Paternò, suicidio assistito insegnante: “Competenza territoriale è di Catania”. Il processo inizia il 5 novembre

Paternò, suicidio assistito insegnante: “Competenza territoriale è di Catania”. Il processo inizia il 5 novembre

E’ radicata a Catania la competenza territoriale dell’inchiesta per istigazione al suicidio per il ricorso all’eutanasia nel 2019 in Svizzera di Alessandra Giordano, insegnante 47enne di Paternò, in cui è imputato Emilio Coveri, presidente dell’associazione Exit-Italia.

Lo ha deciso il Gup Marina Rizza, che ha rigettato la richiesta dell’avvocato Arianna Maria Corcelli, che ha successivamente richiesto l’acceso al rito abbreviato.

La prima udienza del processo si terrà il prossimo 5 novembre con gli interventi dell’accusa, rappresentata dal procuratore aggiunto Ignazio Fonzo e dal sostituto Angelo Brugaletta, e dai legali delle parti civili: la madre, la sorella e tre fratelli della donna assistiti dai penalisti Marco Tringali, Francesco Pantaleo, Giuseppe Cammonita e Anna Maria Parisi.

Al centro del procedimento il ricorso all’eutanasia il 27 marzo 2019 in una clinica Svizzera della 47enne paternese che non era malata terminale, ma che da tempo soffriva di una grave forma di depressione.

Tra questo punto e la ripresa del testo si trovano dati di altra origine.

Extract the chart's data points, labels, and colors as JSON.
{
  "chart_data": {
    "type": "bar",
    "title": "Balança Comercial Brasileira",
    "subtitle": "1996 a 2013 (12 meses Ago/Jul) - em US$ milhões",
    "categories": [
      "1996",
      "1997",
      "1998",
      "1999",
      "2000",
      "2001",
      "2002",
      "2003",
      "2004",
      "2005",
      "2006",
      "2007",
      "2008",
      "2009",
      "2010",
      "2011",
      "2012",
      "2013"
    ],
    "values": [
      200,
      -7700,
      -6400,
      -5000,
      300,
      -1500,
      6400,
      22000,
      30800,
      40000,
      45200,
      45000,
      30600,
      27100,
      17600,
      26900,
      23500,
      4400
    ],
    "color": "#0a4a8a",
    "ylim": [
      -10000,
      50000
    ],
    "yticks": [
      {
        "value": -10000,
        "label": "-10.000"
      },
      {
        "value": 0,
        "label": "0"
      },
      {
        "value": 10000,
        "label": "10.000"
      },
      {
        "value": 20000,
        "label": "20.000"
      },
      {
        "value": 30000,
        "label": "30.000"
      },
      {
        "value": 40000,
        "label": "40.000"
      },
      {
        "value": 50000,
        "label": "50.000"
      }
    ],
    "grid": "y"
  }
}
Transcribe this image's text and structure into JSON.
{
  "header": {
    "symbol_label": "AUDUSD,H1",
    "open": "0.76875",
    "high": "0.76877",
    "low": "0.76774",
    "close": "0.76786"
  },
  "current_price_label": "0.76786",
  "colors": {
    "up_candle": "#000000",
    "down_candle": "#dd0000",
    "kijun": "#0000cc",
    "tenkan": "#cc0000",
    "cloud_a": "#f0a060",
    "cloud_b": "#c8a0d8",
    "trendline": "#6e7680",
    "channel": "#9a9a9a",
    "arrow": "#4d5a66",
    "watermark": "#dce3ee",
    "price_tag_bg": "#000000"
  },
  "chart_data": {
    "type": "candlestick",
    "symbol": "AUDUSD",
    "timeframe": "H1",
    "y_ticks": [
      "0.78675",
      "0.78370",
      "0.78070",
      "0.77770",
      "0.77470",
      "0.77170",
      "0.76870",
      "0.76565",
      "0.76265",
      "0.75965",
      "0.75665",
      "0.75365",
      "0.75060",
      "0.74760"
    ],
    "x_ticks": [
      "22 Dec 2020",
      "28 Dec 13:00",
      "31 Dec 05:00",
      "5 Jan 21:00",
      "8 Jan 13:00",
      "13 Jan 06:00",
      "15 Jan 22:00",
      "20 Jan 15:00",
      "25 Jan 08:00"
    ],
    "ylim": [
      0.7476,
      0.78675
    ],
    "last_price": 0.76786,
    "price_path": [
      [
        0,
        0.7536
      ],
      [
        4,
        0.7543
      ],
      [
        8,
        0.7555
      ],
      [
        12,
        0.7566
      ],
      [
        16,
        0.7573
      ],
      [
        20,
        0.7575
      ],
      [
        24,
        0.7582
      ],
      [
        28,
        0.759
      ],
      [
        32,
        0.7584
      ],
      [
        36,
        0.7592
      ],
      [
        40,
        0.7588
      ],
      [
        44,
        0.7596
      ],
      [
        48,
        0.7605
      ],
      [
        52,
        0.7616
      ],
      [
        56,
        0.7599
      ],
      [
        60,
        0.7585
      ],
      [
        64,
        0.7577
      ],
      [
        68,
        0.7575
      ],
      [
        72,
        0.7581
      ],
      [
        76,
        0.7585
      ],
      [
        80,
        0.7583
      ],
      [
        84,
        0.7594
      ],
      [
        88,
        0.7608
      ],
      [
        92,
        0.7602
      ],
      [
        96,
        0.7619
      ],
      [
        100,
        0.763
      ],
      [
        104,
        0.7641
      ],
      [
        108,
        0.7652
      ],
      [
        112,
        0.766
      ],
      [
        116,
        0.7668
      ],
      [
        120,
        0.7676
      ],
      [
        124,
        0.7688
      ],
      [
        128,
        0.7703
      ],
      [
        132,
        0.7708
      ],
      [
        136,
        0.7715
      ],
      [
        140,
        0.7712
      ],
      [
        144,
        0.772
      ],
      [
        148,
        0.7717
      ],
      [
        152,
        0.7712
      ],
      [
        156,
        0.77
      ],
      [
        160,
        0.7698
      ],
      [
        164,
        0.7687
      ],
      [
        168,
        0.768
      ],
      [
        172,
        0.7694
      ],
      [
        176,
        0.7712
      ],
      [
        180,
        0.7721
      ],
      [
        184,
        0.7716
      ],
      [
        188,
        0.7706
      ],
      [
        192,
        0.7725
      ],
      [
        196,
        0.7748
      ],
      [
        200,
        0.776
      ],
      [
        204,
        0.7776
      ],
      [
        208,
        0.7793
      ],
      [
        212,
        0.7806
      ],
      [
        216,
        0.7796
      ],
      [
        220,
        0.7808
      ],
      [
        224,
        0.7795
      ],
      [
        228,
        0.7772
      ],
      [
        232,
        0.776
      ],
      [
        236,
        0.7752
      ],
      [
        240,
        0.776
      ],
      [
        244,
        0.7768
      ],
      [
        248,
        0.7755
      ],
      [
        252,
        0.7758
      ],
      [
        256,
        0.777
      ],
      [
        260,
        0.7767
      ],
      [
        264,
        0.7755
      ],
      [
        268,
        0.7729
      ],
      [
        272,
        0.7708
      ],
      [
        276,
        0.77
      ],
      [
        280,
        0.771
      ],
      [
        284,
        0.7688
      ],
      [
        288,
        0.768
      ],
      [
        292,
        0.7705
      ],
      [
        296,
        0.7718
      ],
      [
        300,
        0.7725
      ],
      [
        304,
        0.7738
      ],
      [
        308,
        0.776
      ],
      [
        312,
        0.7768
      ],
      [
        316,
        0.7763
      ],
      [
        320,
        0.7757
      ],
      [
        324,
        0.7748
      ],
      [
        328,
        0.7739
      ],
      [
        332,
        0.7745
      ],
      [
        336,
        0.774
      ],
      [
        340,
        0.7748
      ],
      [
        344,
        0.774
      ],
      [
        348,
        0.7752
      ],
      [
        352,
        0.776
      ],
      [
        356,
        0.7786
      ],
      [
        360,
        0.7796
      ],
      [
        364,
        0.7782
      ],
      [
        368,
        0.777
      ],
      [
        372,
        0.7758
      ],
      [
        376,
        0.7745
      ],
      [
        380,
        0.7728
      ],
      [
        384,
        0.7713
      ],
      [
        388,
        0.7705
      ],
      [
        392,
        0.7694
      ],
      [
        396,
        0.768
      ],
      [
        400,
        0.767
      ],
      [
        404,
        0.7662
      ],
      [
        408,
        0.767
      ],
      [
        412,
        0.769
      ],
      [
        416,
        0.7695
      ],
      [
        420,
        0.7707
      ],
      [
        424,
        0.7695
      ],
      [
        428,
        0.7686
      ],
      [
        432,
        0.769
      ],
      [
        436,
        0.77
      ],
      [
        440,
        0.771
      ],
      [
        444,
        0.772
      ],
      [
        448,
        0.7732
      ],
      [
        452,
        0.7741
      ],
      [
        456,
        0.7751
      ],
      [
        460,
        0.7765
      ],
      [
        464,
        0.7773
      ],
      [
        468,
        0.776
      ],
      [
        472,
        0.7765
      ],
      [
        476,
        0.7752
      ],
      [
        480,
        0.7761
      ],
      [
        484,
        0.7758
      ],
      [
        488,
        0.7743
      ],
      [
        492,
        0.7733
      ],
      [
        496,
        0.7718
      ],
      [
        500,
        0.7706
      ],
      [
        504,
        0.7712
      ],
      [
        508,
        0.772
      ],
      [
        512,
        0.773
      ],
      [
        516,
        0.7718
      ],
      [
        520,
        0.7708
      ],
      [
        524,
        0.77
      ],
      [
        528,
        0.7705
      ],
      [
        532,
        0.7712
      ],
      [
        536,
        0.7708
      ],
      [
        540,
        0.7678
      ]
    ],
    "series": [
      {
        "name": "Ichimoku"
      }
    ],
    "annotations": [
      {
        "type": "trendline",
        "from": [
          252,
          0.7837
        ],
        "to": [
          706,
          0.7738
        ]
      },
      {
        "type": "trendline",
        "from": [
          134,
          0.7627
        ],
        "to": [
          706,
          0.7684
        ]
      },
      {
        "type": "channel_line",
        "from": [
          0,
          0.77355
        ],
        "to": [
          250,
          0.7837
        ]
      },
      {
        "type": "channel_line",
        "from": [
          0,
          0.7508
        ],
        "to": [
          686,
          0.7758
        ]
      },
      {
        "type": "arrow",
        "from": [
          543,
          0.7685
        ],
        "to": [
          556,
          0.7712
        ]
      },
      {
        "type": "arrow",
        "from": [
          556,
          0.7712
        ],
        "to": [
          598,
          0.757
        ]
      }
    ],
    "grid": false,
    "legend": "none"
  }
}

La tesi della Procura, accolta dal Gup, è che la competenza è radicata a Catania e non a Torino, dove ha sede la società, perché Coveri e la donna non si sono incontrati e il reato sarebbe maturato nello scambio di telefonate, sms e mail.

Secondo la Procura di Catania, che ha coordinato indagini di carabinieri e polizia postale, Coveri “determinava o comunque rafforzava il proposito suicida” della donna, poi avvenuto con l’eutanasia in una clinica di Zurigo.

Avrebbe anche “indotto la donna” che “soffriva di depressione e sindrome di Eagle ad iscriversi all’associazione Exit” e tenuto condotte accompagnate da sollecitazioni e argomentazioni in ordine alla legittimità anche etica della scelta” del suicidio assistito.

“La signora – ha sostenuto Coveri – era una nostra associata e le abbiamo semplicemente fornito, su sua richiesta, le informazioni che le servivano per prendere una decisione. Una procedura normale.

Abbiamo 5.000 iscritti e ogni settimana riceviamo almeno 90 telefonate di gente disperata. Ma siamo rispettosi della legge italiana e sappiamo che l’eutanasia nel nostro Paese non è ancora consentita”.